According to scripture, God desires us to love with a costly love, a love that says and does hard things, that names racism where it shows its ugly and dehumanizing face, that demands confessing our wrongdoing at home and abroad and repenting of it by trying to make it right, that requires the powerful to become vulnerable (just as God became vulnerable in being born as a human infant to peasant parents in a Palestinian backwater) in order to serve "the least of these." Above all, God desires us to be human beings, not lions who devour one another, who prey upon the already vulnerable among us.

This is hard stuff. It is painful stuff. And not everyone will get it or find themselves able to do it. Remember that the Rich Young Man whom Jesus loved in telling him the difficult thing he must do "went away grieving" because he could not do as Jesus asked, could not sell everything he owned, give the money to the poor, and become a disciple of Jesus. But those of us who count ourselves as followers of the man whose love led him to disregard many of the accepted social and religious conventions of his time, to overturn the moneychangers' tables in the Temple, to call the rich to repentance, to denounce the religious authorities as hypocrites, and to ultimately be hideously tortured on a cross have no other choice.

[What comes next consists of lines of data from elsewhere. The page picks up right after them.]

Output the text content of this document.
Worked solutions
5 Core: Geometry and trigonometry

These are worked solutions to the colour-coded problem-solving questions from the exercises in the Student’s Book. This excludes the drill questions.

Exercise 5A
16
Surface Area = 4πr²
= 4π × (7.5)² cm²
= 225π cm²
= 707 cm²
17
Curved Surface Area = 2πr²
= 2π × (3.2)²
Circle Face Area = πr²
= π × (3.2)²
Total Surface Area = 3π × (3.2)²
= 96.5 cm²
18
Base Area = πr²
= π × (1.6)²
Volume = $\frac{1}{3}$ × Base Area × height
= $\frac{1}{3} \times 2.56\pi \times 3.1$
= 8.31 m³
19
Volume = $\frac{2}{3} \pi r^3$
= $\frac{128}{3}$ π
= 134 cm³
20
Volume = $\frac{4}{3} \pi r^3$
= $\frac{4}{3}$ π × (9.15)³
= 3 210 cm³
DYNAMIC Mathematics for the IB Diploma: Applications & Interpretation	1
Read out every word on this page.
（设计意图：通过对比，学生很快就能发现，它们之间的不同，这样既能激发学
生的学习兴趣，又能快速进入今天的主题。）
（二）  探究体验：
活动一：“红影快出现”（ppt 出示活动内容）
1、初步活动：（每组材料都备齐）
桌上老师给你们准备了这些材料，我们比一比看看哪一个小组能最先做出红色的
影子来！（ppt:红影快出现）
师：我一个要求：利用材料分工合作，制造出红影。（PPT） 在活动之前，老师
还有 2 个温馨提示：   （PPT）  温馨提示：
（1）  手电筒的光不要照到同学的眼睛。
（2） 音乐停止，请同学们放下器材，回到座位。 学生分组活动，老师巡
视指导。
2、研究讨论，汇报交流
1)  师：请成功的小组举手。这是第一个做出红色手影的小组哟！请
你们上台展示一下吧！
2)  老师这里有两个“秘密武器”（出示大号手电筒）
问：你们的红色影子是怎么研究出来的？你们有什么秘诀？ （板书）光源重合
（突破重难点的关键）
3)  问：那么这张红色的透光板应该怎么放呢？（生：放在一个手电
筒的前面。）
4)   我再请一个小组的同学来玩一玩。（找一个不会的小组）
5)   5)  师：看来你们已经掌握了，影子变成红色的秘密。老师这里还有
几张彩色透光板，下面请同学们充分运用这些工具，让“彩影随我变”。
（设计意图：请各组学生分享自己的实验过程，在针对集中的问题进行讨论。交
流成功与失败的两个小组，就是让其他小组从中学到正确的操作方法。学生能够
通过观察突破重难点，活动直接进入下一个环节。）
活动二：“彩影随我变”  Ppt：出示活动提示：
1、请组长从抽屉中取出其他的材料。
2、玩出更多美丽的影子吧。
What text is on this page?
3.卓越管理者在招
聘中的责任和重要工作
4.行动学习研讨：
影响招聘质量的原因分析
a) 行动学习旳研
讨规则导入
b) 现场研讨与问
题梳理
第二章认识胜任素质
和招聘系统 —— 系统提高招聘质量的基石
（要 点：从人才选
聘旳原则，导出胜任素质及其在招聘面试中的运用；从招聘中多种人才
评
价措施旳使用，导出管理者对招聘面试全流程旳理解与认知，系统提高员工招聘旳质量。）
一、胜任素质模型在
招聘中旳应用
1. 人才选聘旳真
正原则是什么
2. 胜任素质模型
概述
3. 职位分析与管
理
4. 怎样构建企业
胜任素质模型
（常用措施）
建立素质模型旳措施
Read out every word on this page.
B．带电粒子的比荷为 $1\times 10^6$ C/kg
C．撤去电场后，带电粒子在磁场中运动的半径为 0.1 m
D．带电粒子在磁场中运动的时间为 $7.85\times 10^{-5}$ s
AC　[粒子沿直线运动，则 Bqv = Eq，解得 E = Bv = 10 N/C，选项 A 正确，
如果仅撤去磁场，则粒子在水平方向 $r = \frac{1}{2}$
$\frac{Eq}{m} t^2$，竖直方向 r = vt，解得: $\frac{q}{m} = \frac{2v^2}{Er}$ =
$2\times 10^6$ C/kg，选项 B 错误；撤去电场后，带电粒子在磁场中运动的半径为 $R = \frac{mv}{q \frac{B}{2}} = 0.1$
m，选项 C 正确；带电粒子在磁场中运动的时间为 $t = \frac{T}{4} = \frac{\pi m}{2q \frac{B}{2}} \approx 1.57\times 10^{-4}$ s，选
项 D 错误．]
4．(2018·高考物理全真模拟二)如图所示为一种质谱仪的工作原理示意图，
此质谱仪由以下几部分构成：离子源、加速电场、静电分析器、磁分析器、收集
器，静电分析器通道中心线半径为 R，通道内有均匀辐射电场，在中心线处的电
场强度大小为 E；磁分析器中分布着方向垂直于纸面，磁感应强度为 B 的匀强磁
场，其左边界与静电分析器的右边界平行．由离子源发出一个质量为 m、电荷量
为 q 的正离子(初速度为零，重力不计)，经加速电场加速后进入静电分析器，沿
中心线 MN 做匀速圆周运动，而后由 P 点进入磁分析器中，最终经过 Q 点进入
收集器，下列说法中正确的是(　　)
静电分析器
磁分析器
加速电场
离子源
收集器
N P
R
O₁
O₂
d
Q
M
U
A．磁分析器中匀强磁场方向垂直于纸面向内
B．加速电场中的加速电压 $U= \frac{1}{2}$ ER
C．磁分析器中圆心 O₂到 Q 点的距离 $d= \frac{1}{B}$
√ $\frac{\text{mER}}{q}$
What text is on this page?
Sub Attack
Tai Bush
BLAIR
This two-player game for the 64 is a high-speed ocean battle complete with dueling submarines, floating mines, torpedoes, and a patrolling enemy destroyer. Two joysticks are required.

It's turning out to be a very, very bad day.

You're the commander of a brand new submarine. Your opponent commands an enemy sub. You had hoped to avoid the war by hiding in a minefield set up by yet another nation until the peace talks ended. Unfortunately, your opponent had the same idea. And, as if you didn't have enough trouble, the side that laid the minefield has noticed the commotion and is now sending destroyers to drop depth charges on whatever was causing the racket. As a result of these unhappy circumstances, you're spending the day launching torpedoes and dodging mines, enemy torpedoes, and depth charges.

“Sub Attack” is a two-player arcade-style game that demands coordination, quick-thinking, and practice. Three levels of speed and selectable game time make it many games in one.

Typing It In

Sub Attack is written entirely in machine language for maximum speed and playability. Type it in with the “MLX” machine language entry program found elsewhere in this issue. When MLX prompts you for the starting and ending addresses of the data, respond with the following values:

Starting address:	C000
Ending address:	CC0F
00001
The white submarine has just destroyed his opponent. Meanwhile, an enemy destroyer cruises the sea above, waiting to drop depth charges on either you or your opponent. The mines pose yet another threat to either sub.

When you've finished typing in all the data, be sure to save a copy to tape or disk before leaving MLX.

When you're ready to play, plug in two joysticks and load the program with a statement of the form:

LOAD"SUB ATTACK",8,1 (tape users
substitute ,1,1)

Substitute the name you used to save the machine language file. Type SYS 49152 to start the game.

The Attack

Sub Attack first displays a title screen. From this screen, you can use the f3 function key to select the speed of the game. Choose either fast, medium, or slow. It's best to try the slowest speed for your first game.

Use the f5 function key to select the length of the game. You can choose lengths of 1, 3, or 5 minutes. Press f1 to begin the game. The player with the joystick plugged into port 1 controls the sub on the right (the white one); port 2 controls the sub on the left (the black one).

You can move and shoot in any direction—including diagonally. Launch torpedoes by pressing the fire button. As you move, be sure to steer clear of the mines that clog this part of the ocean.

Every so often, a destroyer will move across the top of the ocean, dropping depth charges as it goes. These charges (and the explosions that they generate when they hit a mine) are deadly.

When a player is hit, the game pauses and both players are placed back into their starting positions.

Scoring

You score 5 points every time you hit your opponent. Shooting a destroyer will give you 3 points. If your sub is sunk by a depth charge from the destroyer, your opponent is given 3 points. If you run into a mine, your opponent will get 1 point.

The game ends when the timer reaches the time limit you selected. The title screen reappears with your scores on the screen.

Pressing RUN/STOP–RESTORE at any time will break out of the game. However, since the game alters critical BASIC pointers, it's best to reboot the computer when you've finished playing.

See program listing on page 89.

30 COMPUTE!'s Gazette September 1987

With God's help, we have to not only defend those surrounded by the lions of our world, but we have to reach out in love to the lions among us and to the lion within ourselves in order to transform those beasts back into true humanity once again. That is likely to mean saying, hearing, admitting, and doing some very, very difficult and likely unpopular things. Nothing about this is the least bit comfortable.

But a lion is fierce and has to be loved back into humanity with a ferocity to match.